The capture of the Ark—the Lord’s delivering His strength into captivity—the return of the Ark to Mount Zion, was plainly prophetic of the humiliation of Christ and of His subsequent exaltation at the right hand of God. But the return of the Lord to Zion had direct significance for the people of Israel. It betokened the restoration of the people to the favor of God and thus, presaged the subduing of the hostile nations by King David. Mindful of this, the king danced before the Lord with all his might; and Israel shouted and sounded the trumpet.

David was the king of successful warfare, who ended his reign with all Israel’s enemies his footstool. Solomon was the typical king of glory and the prince of peace, who built God’s temple. With his ascension to the throne, Shiloh had again come. But Solomon, too, was but a shadow. Hence, his glory faded; the peace that characterized his reign gave way to strife and revolution from within and without. Shortly after his death, his kingdom was rent in twain through the ten tribes breaking away from the house of David and the service of God. Eventually these tribes, disappeared by a dispersion that was permanent. Judah went into exile. City and temple were destroyed by the heathen. But the exiles returned under the leadership of Zerubbabel. City and temple were rebuilt. It meant that Shiloh again came. But also this rest was without substance. The true Shiloh was still to come, and to Him the finger of prophecy now directly pointed. And He came, did Christ Jesus —He came in the likeness of sinful flesh. Through His atonement He merited the true rest, into which He also entered with His own. For He was raised unto their justification, and they with Him were set in heaven and blessed with all spiritual blessings. And by the power of His redeeming love, they cease from all their evil works all the days of their life and yield themselves to the Lord to work by His Spirit in them: and thus begin in this life the eternal sabbath. And when He comes again, His people, whose life is hidden with Him in God, will appear with Him in glory on the new earth, the land of everlasting rest. And they will, possess the, land and dwell therein and see God as He is in the face of Christ. They will be their rest.
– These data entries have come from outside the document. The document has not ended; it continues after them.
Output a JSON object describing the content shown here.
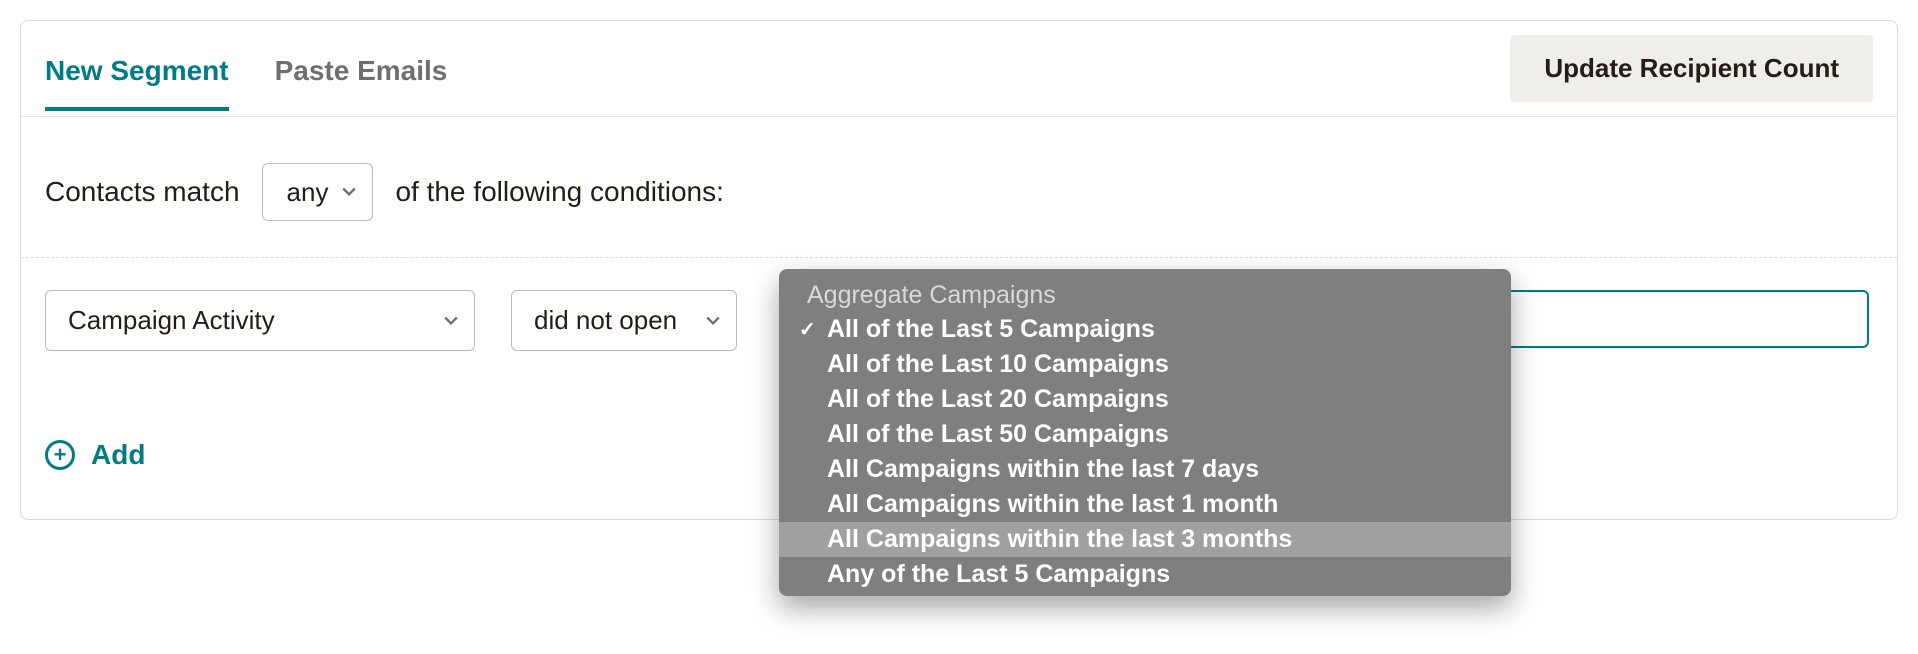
{
  "tabs": {
    "new_segment": "New Segment",
    "paste_emails": "Paste Emails"
  },
  "update_button": "Update Recipient Count",
  "match": {
    "prefix": "Contacts match",
    "selector_value": "any",
    "suffix": "of the following conditions:"
  },
  "condition": {
    "field_value": "Campaign Activity",
    "operator_value": "did not open"
  },
  "add_label": "Add",
  "dropdown": {
    "group_label": "Aggregate Campaigns",
    "options": [
      {
        "label": "All of the Last 5 Campaigns",
        "selected": true,
        "hover": false
      },
      {
        "label": "All of the Last 10 Campaigns",
        "selected": false,
        "hover": false
      },
      {
        "label": "All of the Last 20 Campaigns",
        "selected": false,
        "hover": false
      },
      {
        "label": "All of the Last 50 Campaigns",
        "selected": false,
        "hover": false
      },
      {
        "label": "All Campaigns within the last 7 days",
        "selected": false,
        "hover": false
      },
      {
        "label": "All Campaigns within the last 1 month",
        "selected": false,
        "hover": false
      },
      {
        "label": "All Campaigns within the last 3 months",
        "selected": false,
        "hover": true
      },
      {
        "label": "Any of the Last 5 Campaigns",
        "selected": false,
        "hover": false
      }
    ]
  }
}
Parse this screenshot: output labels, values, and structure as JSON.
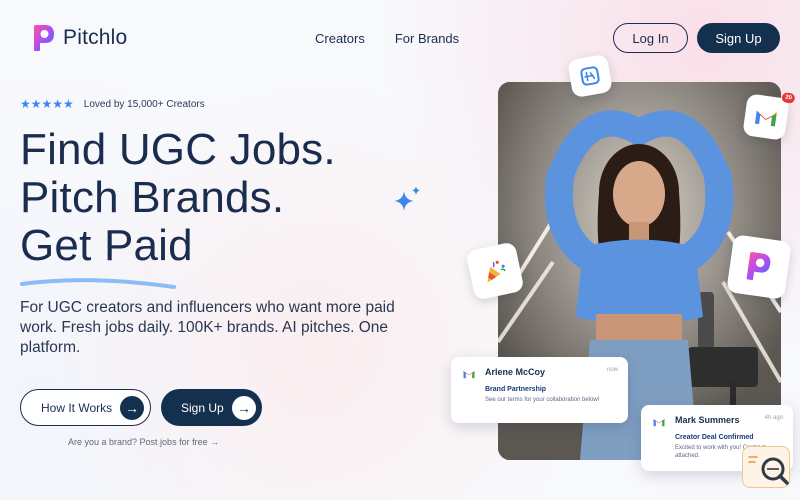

And they will say, “Truly there failed not ought of any good thing which He spake to the house of Israel; all has come to pass,” And with the fulfillment of the promise, with His loyalty to His people, standing out in their mind against the background of all the sins, of all the murmurings and rebellions, carnal doubts and fears and questionings from which He saved them—how they will bless His name. But certainly they do not wait with this praise until then. For Shiloh came once and again through the ages, in token of the immutability of His promise. The promise is in process of fulfillment. His goodness and mercy follows them all the days of their life until they dwell in His house forever.